Usually the testator, which is the legal term for the person making the Will, will specify if the contents are to be inherited with the house. It is a personal choice, some people will want to leave the house and contents to the same person and others will specify that the contents or personal effects are to go to someone else or be divided between family members.
What happens if a person makes a will leaving their house to somebody and they subsequently sell that house?
The first point is that when a person makes a will that that does not prevent them from dealing with their assets, whether it is a house or money or shares that you are talking about. So to answer the question this bequest is said to lapse – the person named in the will does not get anything.
What makes a will valid?
- The author must be over 18.
- The will must be in writing.
- The author must be of sound mind at the time.
- The author must sign or mark the will in the presence of two witnesses.
- The two witnesses must sign the will in the author’s presence.
- The authors’ two witnesses cannot be people who will gain or someone whose spouse will gain from the will and they must be present with the author at the same time for their attestation to be valid. (The role of the executor is to carry out the instructions in the will and unlike the witnesses they may or may not gain from the will, again this is a personal decision for the person making the will. The executor however is not entitled to receive payment for his role but will be reimbursed for out of pocket expenses).
- The witnesses must see the author sign the will but they do not have to see what is written in it.
- The signature or mark must be at the end of the will.
What happens if someone dies without a will or if a will is deemed invalid?
- As we said earlier a person who dies without a will is said to have died ‘intestate’.
- If someone dies intestate, it means the person’s estate, or everything that they own, is distributed in accordance with the law by an administrator.
- In these cases, debts and expenses are firstly deducted, then the estate is distributed as follows if you are survived by:
- A spouse but no children (or grandchildren): your spouse gets the entire estate.
- A spouse and children: your spouse gets two-thirds of your estate and the remaining one-third is divided equally among your children.

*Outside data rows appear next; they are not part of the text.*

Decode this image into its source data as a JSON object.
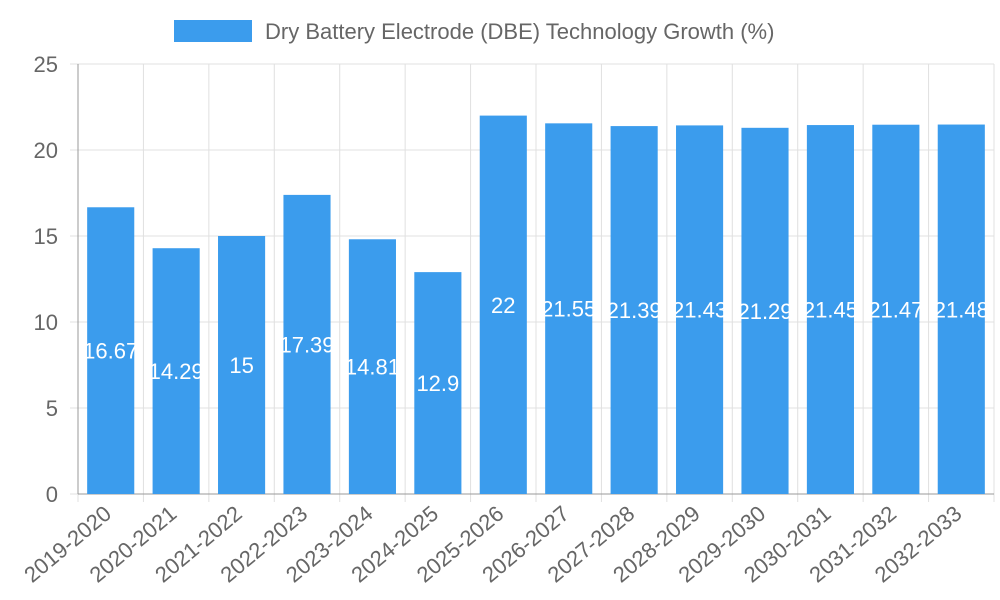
{
  "chart_data": {
    "type": "bar",
    "title": "",
    "xlabel": "",
    "ylabel": "",
    "legend": {
      "position": "top",
      "entries": [
        "Dry Battery Electrode (DBE) Technology Growth (%)"
      ]
    },
    "categories": [
      "2019-2020",
      "2020-2021",
      "2021-2022",
      "2022-2023",
      "2023-2024",
      "2024-2025",
      "2025-2026",
      "2026-2027",
      "2027-2028",
      "2028-2029",
      "2029-2030",
      "2030-2031",
      "2031-2032",
      "2032-2033"
    ],
    "series": [
      {
        "name": "Dry Battery Electrode (DBE) Technology Growth (%)",
        "values": [
          16.67,
          14.29,
          15,
          17.39,
          14.81,
          12.9,
          22,
          21.55,
          21.39,
          21.43,
          21.29,
          21.45,
          21.47,
          21.48
        ],
        "data_labels": [
          "16.67",
          "14.29",
          "15",
          "17.39",
          "14.81",
          "12.9",
          "22",
          "21.55",
          "21.39",
          "21.43",
          "21.29",
          "21.45",
          "21.47",
          "21.48"
        ]
      }
    ],
    "ylim": [
      0,
      25
    ],
    "yticks": [
      0,
      5,
      10,
      15,
      20,
      25
    ],
    "ytick_labels": [
      "0",
      "5",
      "10",
      "15",
      "20",
      "25"
    ],
    "grid": true,
    "colors": {
      "bar": "#3b9ced",
      "grid": "#e0e0e0",
      "axis": "#999999",
      "text": "#666666",
      "label": "#ffffff"
    }
  }
}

If one of your children has died, that share goes to his/her children.
- Children, but no spouse: your estate is divided equally among your children (or their children).
- Parents, but no spouse or children: your estate is divided equally between your parents or given entirely to one parent if only one survives.
- Brothers and sisters only: your estate is shared equally among them, with the children of a deceased brother or sister taking his/her share.
- Nieces and nephews only: your estate is divided equally among those surviving.
- Other relatives only: your estate is divided equally between the nearest equal relationship.
- In the absence of a will and of any relatives the estate goes to the state – but this is a very rare occurrence.
Can wills be changed or updated?
A Will can be changed and updated as often as one chooses
A person can make a Will today and change it as often as they wish afterwards. It is important to review the Will regularly.
A Will can be revoked in its entirety and an entirely new Will prepared
Specific parts of the Will can be altered by making what is called a codicil – which is an amendment to the Will without altering or reviewing the entire Will.
It is recommended that people review their Wills regularly.
Can a Will be challenged?
If the author of a will is married and excludes their spouse from the will the spouse is entitled to a ‘legal right share’. That means that a spouse cannot be dis-inherited.
A spouse who has been excluded from a will is entitled to half the estate if there are no children. This share takes priority over all other provisions.
A spouse who has been excluded from a will is entitled to one-third of the estate if there are children. This share takes priority over all other provisions.
Children however, who have been excluded from a will do not have the same entitlements – their circumstances dictate their entitlements.
There are a number of other situations where wills can be challenged.